Cleaning House
“Time to clean house again,” Red said, tossing open the ammo bin. He started pulling out boxes of shells and tossing them into a cardboard box.
“What, already?” Julie asked. She sat up from her ramshackle cot, tossing her dog-eared paperback aside. “It hasn't even been a month.”
“Don't matter to them,” Red replied. “Sensors spotted another cluster showing up around the food court.”
Julie shook her head. “Guess I should put some pants on, then. Where the hell do they keep coming from? Doesn't seem like there's any spots left we have torched and salted.”
“With hundreds of kilometers of tunnels 'neath our feet, we could spend our whole lives cleaning up and still not find every spawner.” Red paused to assess the pile of shells, faintly glowing in the dim light of their hideout. “Which I suspect is exactly what we'll do.”
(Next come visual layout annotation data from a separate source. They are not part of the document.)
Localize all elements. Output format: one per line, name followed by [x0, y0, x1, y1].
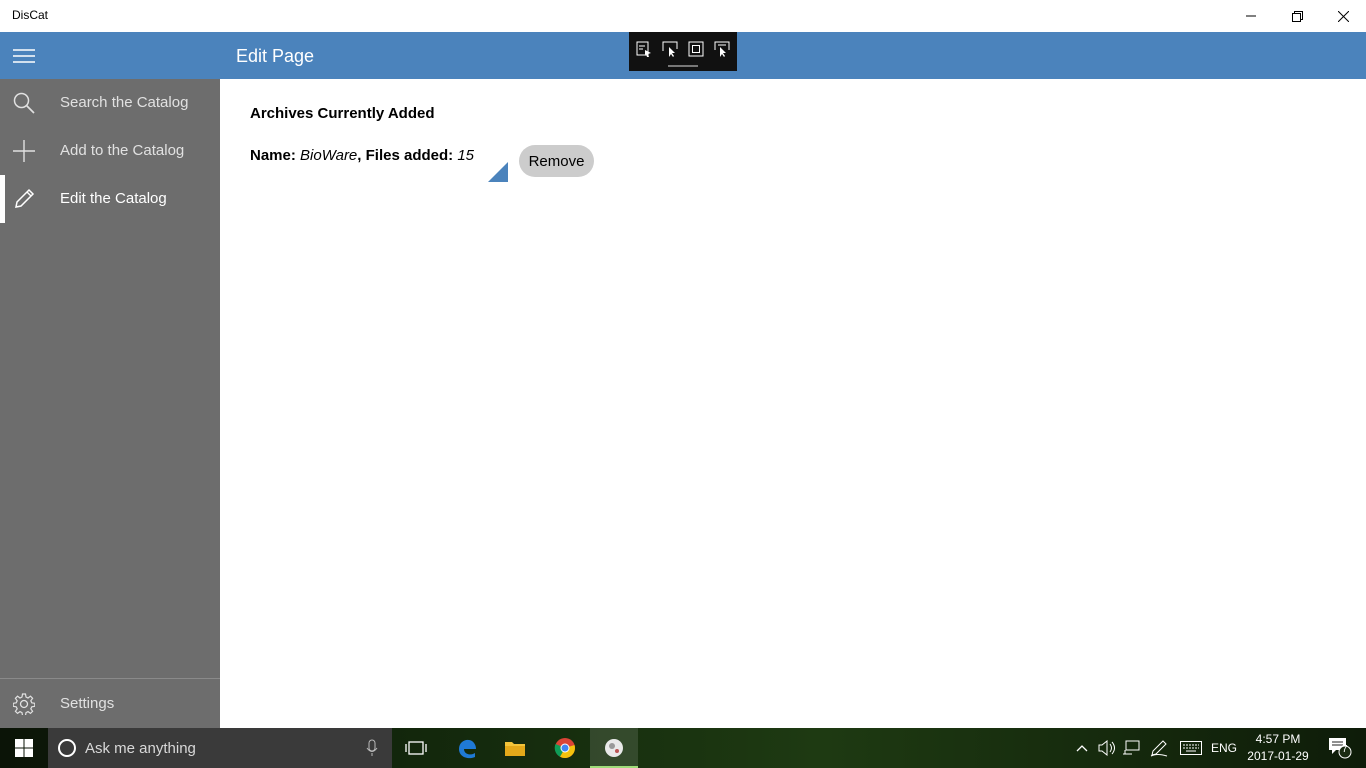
windows-logo-icon — [15, 739, 33, 757]
track-focus-button[interactable] — [712, 39, 732, 59]
network-button[interactable] — [1120, 728, 1142, 768]
restore-icon — [1291, 10, 1303, 22]
app-title: DisCat — [12, 8, 49, 22]
layout-adorners-button[interactable] — [686, 39, 706, 59]
hamburger-menu-button[interactable] — [0, 32, 48, 79]
edge-browser-button[interactable] — [443, 728, 491, 768]
pen-workspace-button[interactable] — [1148, 728, 1170, 768]
start-button[interactable] — [0, 728, 48, 768]
keyboard-icon — [1180, 741, 1202, 755]
resize-grip-icon[interactable] — [488, 162, 510, 182]
archive-name-value: BioWare — [300, 147, 358, 164]
files-added-label: Files added: — [365, 147, 454, 164]
close-icon — [1337, 10, 1349, 22]
main-content: Archives Currently Added Name: BioWare, … — [220, 79, 1366, 728]
cortana-search-box[interactable]: Ask me anything — [48, 728, 392, 768]
selection-indicator — [0, 175, 5, 223]
live-tree-button[interactable] — [634, 39, 654, 59]
cortana-icon — [58, 739, 76, 757]
search-placeholder: Ask me anything — [85, 740, 196, 757]
input-language-button[interactable]: ENG — [1208, 728, 1240, 768]
sidebar-item-settings[interactable]: Settings — [0, 680, 220, 728]
sidebar-item-label: Add to the Catalog — [60, 142, 185, 159]
minimize-button[interactable] — [1228, 0, 1274, 32]
chrome-button[interactable] — [541, 728, 589, 768]
plus-icon — [12, 139, 36, 163]
page-title: Edit Page — [236, 46, 315, 66]
task-view-icon — [405, 741, 427, 755]
visual-tree-icon — [636, 41, 651, 57]
notification-icon — [1329, 738, 1352, 759]
chevron-up-icon — [1076, 745, 1088, 752]
microphone-icon[interactable] — [365, 739, 379, 757]
sidebar-divider — [0, 678, 220, 679]
adorner-icon — [688, 41, 704, 57]
archive-item: Name: BioWare, Files added: 15 — [250, 147, 474, 164]
sidebar-item-search[interactable]: Search the Catalog — [0, 79, 220, 127]
volume-button[interactable] — [1096, 728, 1118, 768]
discat-app-button[interactable] — [590, 728, 638, 768]
discat-app-icon — [605, 739, 623, 757]
archives-heading: Archives Currently Added — [250, 105, 435, 122]
toolbar-grip[interactable] — [668, 65, 698, 67]
sidebar-item-edit[interactable]: Edit the Catalog — [0, 175, 220, 223]
files-added-value: 15 — [457, 147, 475, 164]
taskbar: Ask me anything ENG 4:57 PM 2017-01-29 7 — [0, 728, 1366, 768]
navigation-pane: Search the Catalog Add to the Catalog Ed… — [0, 79, 220, 728]
select-element-button[interactable] — [660, 39, 680, 59]
minimize-icon — [1246, 15, 1256, 17]
pencil-icon — [12, 187, 36, 211]
file-explorer-button[interactable] — [491, 728, 539, 768]
pen-icon — [1150, 740, 1168, 757]
notification-count: 7 — [1342, 744, 1348, 755]
show-hidden-icons-button[interactable] — [1072, 728, 1092, 768]
title-bar: DisCat — [0, 0, 1366, 32]
separator: , — [357, 147, 362, 164]
chrome-icon — [554, 738, 575, 759]
sidebar-item-label: Search the Catalog — [60, 94, 189, 111]
hamburger-icon — [13, 48, 35, 63]
volume-icon — [1098, 740, 1115, 756]
select-element-icon — [662, 41, 678, 57]
remove-button[interactable]: Remove — [519, 145, 594, 177]
task-view-button[interactable] — [392, 728, 440, 768]
search-icon — [12, 91, 36, 115]
sidebar-item-label: Settings — [60, 695, 115, 712]
sidebar-item-label: Edit the Catalog — [60, 190, 167, 207]
sidebar-item-add[interactable]: Add to the Catalog — [0, 127, 220, 175]
folder-icon — [505, 742, 525, 756]
name-label: Name: — [250, 147, 296, 164]
touch-keyboard-button[interactable] — [1178, 728, 1204, 768]
restore-button[interactable] — [1274, 0, 1320, 32]
track-focus-icon — [714, 41, 730, 57]
debug-toolbar — [629, 32, 737, 71]
action-center-button[interactable]: 7 — [1320, 728, 1360, 768]
clock-time: 4:57 PM — [1255, 732, 1301, 746]
clock-button[interactable]: 4:57 PM 2017-01-29 — [1240, 731, 1316, 765]
clock-date: 2017-01-29 — [1247, 749, 1309, 763]
network-icon — [1123, 740, 1140, 755]
gear-icon — [12, 692, 36, 716]
close-button[interactable] — [1320, 0, 1366, 32]
edge-icon — [459, 739, 476, 759]
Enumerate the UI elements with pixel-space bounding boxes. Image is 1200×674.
“Troop ship has to shown up one of these days, right?” Julie asked. “I mean, we know they got the signal. This station isn't exactly low priority.”
Red shook his head, hefting the ammo box and throwing it in the back of the autocart. “If they were coming, they'd have been here months ago. I can't say why. Maybe they have bigger problems to deal with.” He chuckled. “Or maybe they just figure we're doin' such a bang-up job here they'd just leave it to us.”
Julie threw her shirt at him as she changed it for a clean one. “I'm sure that's it, Red. No doubt they could sense your ego all the way back on Earth.”